Izola Ware Curry, the so-called “demented” Harlem woman who tried to assassinate Martin Luther King Jr. in 1958, has died.

She was 98.

According to the Smoking Gun, Ware died at Hillside Manor nursing home in Queens, New York, where she spent most of her life.

On Sept. 20, 1958, King was in Harlem signing copies of his book “Stride Toward Freedom” at Blumstein’s Department Store.

Curry walked up to King and asked, “Are you Dr. King?”

King replied, “Yes.”

Curry then plunged a seven-inch steel letter opener into his chest. Curry also had a loaded gun with her.

After her arrest, Curry was taken to Bellevue Hospital and eventually found not competent to stand trial. She would be diagnosed as a paranoid schizophrenic and described by psychiatrists as having “low average intelligence,” and suffering from a “severe state of insanity.”

She was committed to Matteawan State Hospital for the Criminally Insane.

For his part, King forgave his assailant. Ten days after the stabbing, he said he “felt no ill will toward Mrs. Izola Curry.”

“[I] know that thoughtful people will do all in their power to see that she gets the help she apparently needs if she is to become a free and constructive member of society,” King said.

Like King, Curry was a Georgian, born in 1916 in Adrian, about 100 miles from Savannah.
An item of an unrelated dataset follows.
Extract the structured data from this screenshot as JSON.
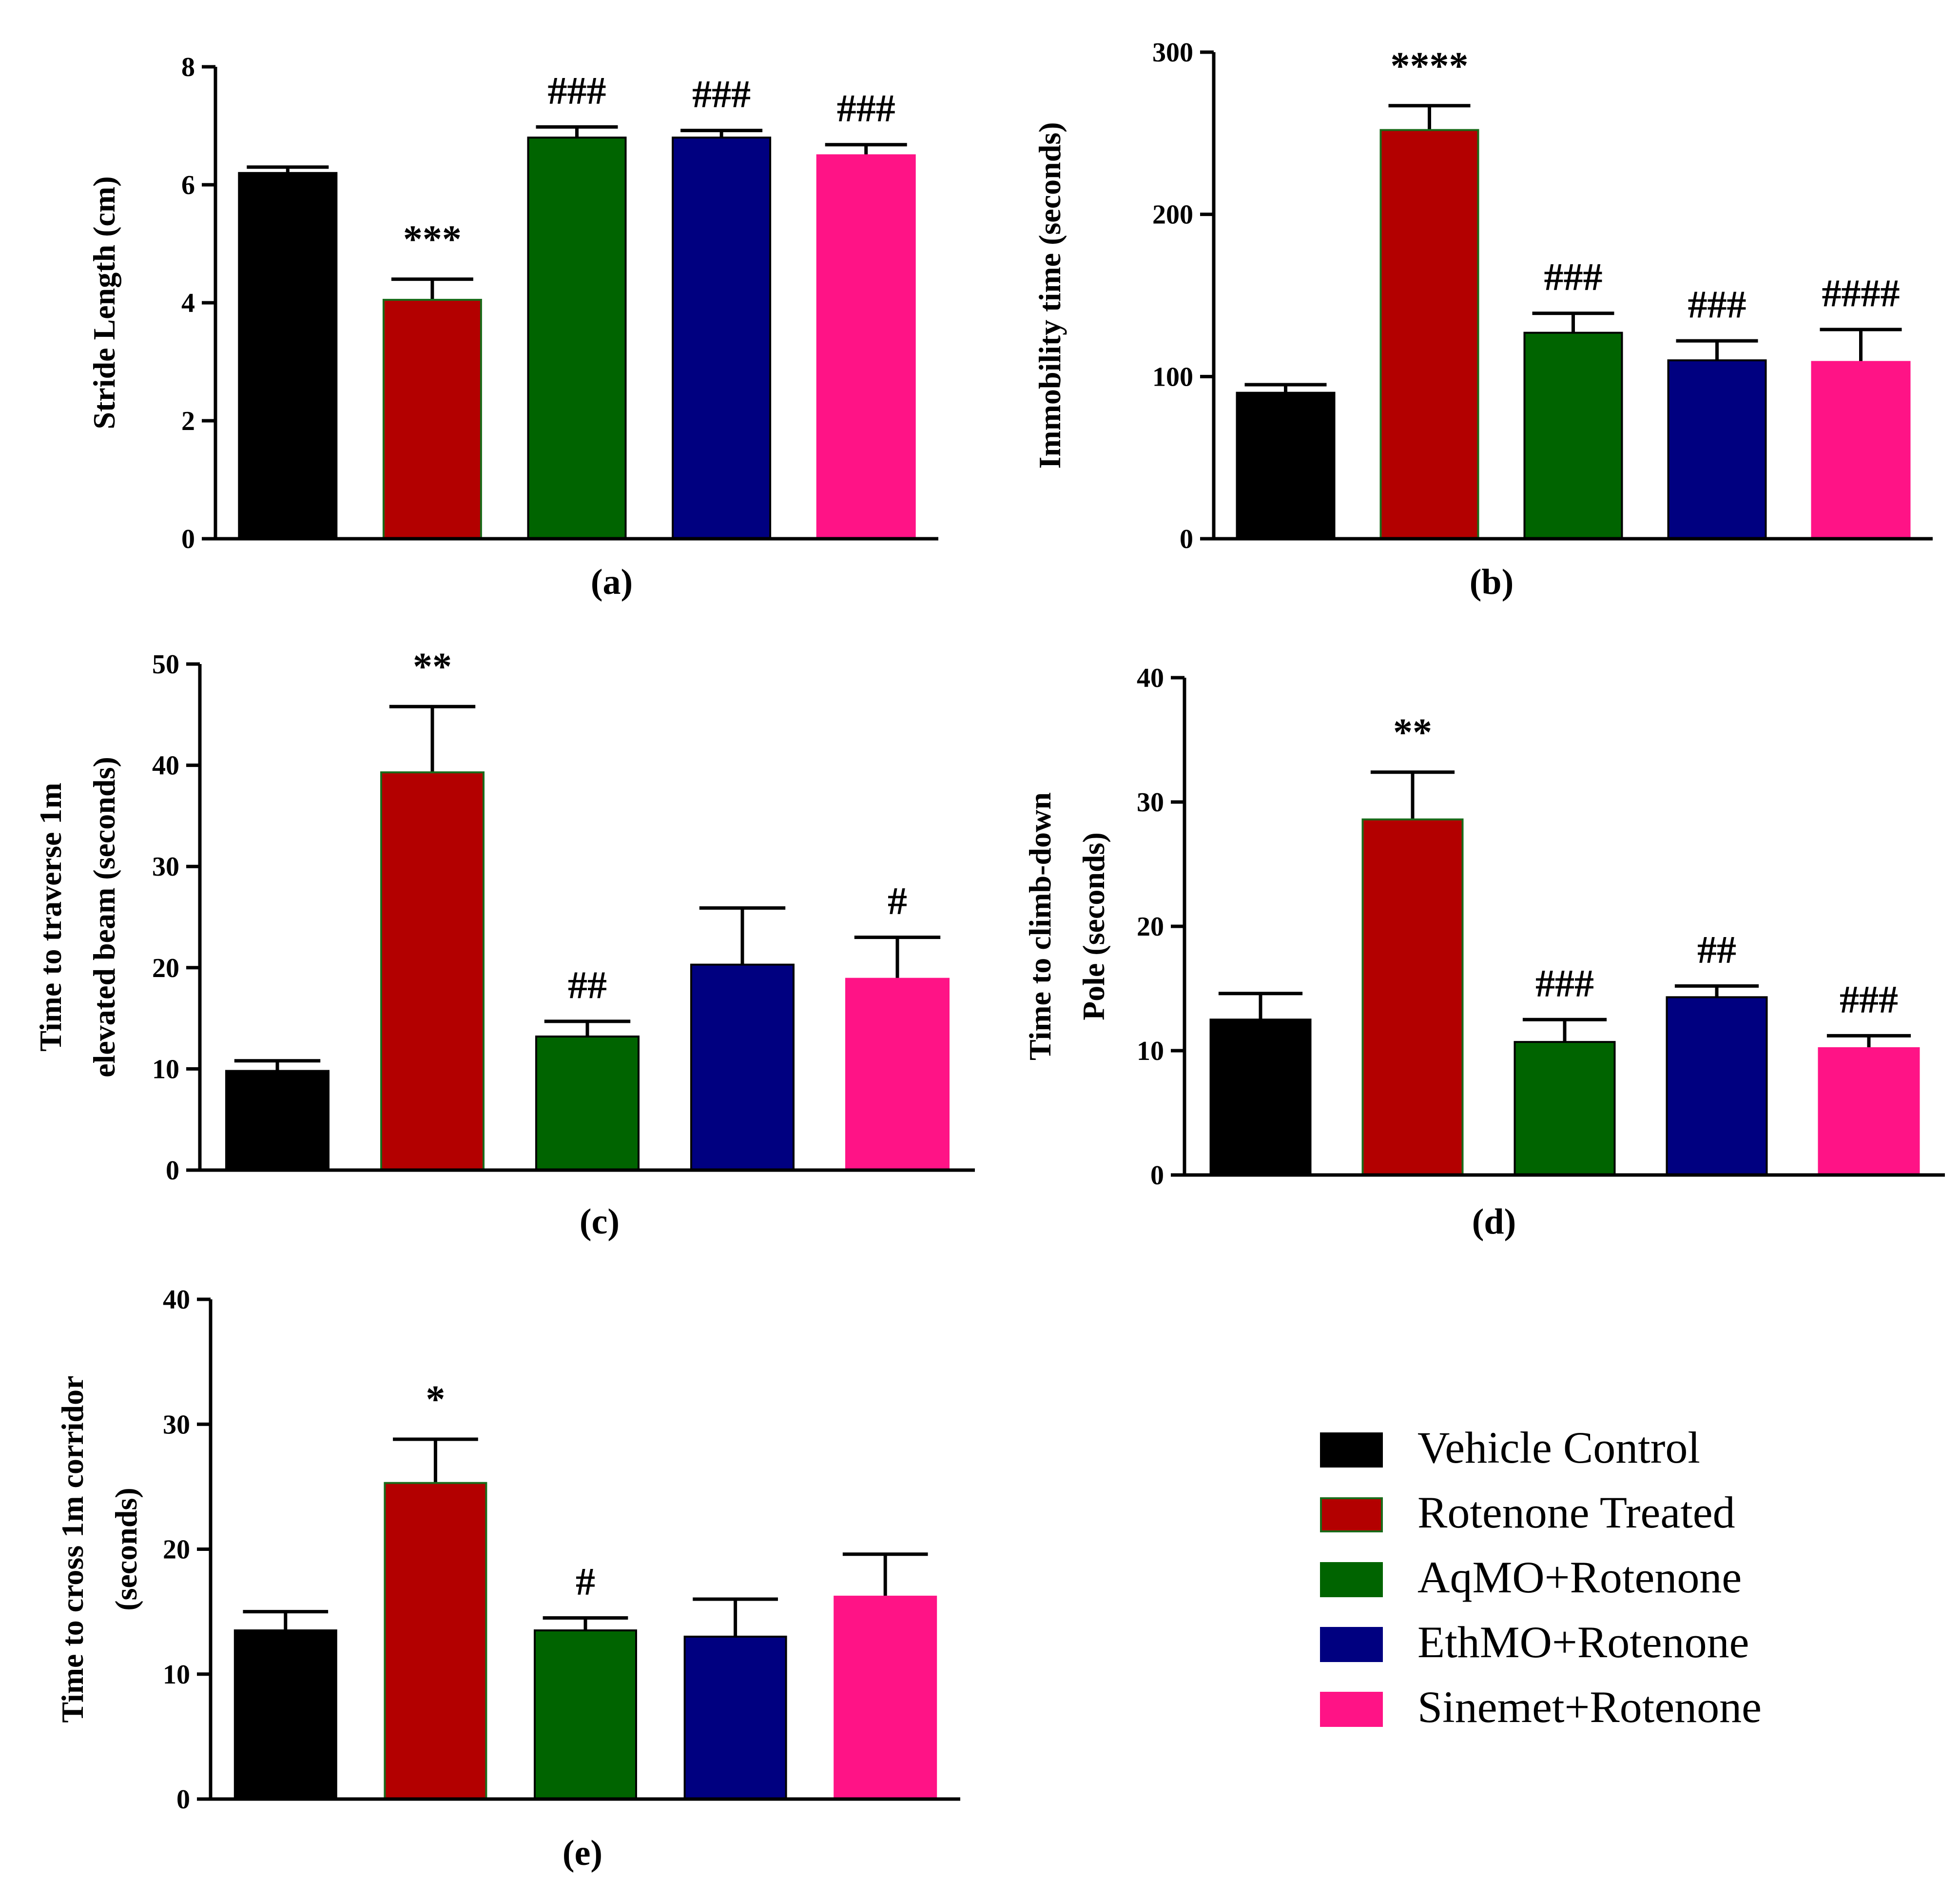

She initially moved to New York in 1937, working on and off as a housekeeper, short-order cook or factory worker.

Initial reports about her after the stabbing suggest that she stabbed King because she had come to believe that black leaders were plotting against her. When questioned by police, she accused civil rights leaders of “boycotting” and “torturing” her, preventing her from getting jobs and forcing her to change her religion.

While Curry failed in her attempt to kill King, on the day before he was assassinated, he referenced her and the stabbing in his final speech, "I Have Been To The Mountaintop."

In the speech, King recounted that the tip of Curry’s blade rested on the edge of his aorta and that if he had merely sneezed, he would have died.